"The fear of death is about considering ourselves wise without being it, since it is pretending to know about what we don't know. Death could be the greatest blessing of human beings, no one knows, and yet everyone fears as if we knew with absolute certainty that it's the worst of evils” (Socrates, 470 BC, 399 BC)
Historically we find different definitions of death that demonstrate how this concept has moved from positions closer to darkness, pain and fear, to positions related to the concept of sadness, change and light.
Designing a building where you will live, perhaps, the most unknown stage of human existence necessarily involves the assumption of uncertainty as a concept to include in the process of ideation.
We understand this building as a place that will resist being forgotten, remaining in the retinas of their users, and therefore a place where the sensitive realm has to be controlled. Parameters such as sound, temperature, light, humidity, lighting, privacy, relationship with nature become very important.
The plot is situated on the outskirts of town, at the end of a cul-de-sac, close to the municipal sports centre and behind a cultural centre, both with great activity. This creates certain urban tension, since the building is in the middle of various incompatible activities. In this situation we proposed to arrange the ensemble generating a vegetation mattress with enough identity to establish itself as the 'centre' of all these public buildings and activities. We have created a forest of 29 Japanese maples, able to articulate, differentiate and limit the variety of uses. A forest where the new building can be apart of all the other activities.
Additionally, the back of the building is buried and, as if it was a cave, its main facade emerges from the fields forward. The vegetal roofs composed exactly the same as its surroundings emphasize this and prevent glances from the adjacent sports facilities used daily by school children for several activities. It is for this reason that the building is arranged around six hollows formed as courtyards or 'bitten spaces', they allow a controlled relationship with the exterior avoiding interaction. From the interior rooms you are only able to see the sky and the inside. And this interior-exterior permeability becomes very important in this new town site.

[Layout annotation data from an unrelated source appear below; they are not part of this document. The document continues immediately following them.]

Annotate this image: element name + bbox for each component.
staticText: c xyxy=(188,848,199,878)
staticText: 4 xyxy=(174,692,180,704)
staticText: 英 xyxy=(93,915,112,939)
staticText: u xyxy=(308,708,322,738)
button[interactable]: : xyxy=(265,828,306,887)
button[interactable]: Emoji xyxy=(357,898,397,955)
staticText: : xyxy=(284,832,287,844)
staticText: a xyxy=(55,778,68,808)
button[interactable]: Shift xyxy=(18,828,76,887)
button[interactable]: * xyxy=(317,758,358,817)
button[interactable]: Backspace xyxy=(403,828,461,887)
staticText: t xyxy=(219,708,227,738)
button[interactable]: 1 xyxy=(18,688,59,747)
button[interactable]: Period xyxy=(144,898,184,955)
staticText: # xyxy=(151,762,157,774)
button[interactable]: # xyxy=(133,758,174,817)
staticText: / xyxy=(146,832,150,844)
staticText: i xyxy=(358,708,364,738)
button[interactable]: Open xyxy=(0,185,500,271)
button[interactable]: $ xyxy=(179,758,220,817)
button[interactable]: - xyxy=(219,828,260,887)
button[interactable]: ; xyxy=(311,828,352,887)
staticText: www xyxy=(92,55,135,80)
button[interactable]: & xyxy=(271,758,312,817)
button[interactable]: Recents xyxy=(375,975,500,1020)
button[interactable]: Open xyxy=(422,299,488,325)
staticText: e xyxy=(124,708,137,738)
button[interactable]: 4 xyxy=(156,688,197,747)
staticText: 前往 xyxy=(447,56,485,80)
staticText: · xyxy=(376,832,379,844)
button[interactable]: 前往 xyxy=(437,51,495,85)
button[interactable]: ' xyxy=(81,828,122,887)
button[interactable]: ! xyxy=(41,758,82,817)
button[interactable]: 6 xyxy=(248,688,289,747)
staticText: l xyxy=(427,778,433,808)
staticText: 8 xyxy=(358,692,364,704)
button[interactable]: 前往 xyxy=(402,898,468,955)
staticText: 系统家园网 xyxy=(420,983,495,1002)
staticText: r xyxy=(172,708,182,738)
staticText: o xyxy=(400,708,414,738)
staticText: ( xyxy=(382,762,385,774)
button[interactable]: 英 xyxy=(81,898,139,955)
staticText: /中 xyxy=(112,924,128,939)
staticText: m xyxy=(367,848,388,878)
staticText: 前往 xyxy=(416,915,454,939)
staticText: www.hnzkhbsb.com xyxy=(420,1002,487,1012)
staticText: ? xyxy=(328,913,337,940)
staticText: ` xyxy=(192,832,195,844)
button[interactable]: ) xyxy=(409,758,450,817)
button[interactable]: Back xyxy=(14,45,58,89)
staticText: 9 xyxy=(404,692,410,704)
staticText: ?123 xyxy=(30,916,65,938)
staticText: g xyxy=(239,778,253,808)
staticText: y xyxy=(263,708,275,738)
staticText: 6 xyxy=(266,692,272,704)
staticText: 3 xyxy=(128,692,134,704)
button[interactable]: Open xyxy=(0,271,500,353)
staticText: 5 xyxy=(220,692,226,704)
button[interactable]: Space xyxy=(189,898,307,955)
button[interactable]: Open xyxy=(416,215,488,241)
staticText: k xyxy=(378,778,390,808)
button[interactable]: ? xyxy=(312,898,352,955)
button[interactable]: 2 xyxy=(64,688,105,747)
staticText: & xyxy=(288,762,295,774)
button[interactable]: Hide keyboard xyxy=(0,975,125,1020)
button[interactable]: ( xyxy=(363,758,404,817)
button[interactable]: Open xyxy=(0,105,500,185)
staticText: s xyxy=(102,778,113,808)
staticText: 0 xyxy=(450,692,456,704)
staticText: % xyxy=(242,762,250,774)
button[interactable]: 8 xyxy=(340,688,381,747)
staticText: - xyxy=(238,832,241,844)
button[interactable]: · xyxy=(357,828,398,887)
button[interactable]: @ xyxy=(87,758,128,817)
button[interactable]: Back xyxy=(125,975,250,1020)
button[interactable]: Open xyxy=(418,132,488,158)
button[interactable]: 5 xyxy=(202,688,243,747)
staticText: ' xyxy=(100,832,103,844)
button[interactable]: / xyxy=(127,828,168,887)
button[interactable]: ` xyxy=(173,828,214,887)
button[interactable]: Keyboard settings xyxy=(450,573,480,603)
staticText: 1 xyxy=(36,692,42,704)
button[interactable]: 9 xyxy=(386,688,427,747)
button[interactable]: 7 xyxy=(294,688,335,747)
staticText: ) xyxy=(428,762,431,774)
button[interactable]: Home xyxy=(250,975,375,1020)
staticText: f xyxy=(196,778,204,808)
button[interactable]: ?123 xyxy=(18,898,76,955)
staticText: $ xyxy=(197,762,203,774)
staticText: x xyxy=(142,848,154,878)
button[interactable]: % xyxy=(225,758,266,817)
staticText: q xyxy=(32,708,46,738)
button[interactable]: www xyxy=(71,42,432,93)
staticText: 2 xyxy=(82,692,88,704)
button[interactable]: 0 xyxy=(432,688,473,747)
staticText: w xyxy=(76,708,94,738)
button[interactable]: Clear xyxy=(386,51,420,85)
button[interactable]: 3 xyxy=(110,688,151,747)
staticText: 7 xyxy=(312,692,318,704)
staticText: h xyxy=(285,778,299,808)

A public building in a crisis country. We shouldn't forget the effort that this building means for its citizens: the project has 495 square meters and a budget of 431,583€, this situation forced us to finding material solutions and building techniques, systems of maintenance that reduce that effort. Not forgetting, maximum degree of ecological adaptation and sustainability at the landscape level. This is an intervention that gives more for less.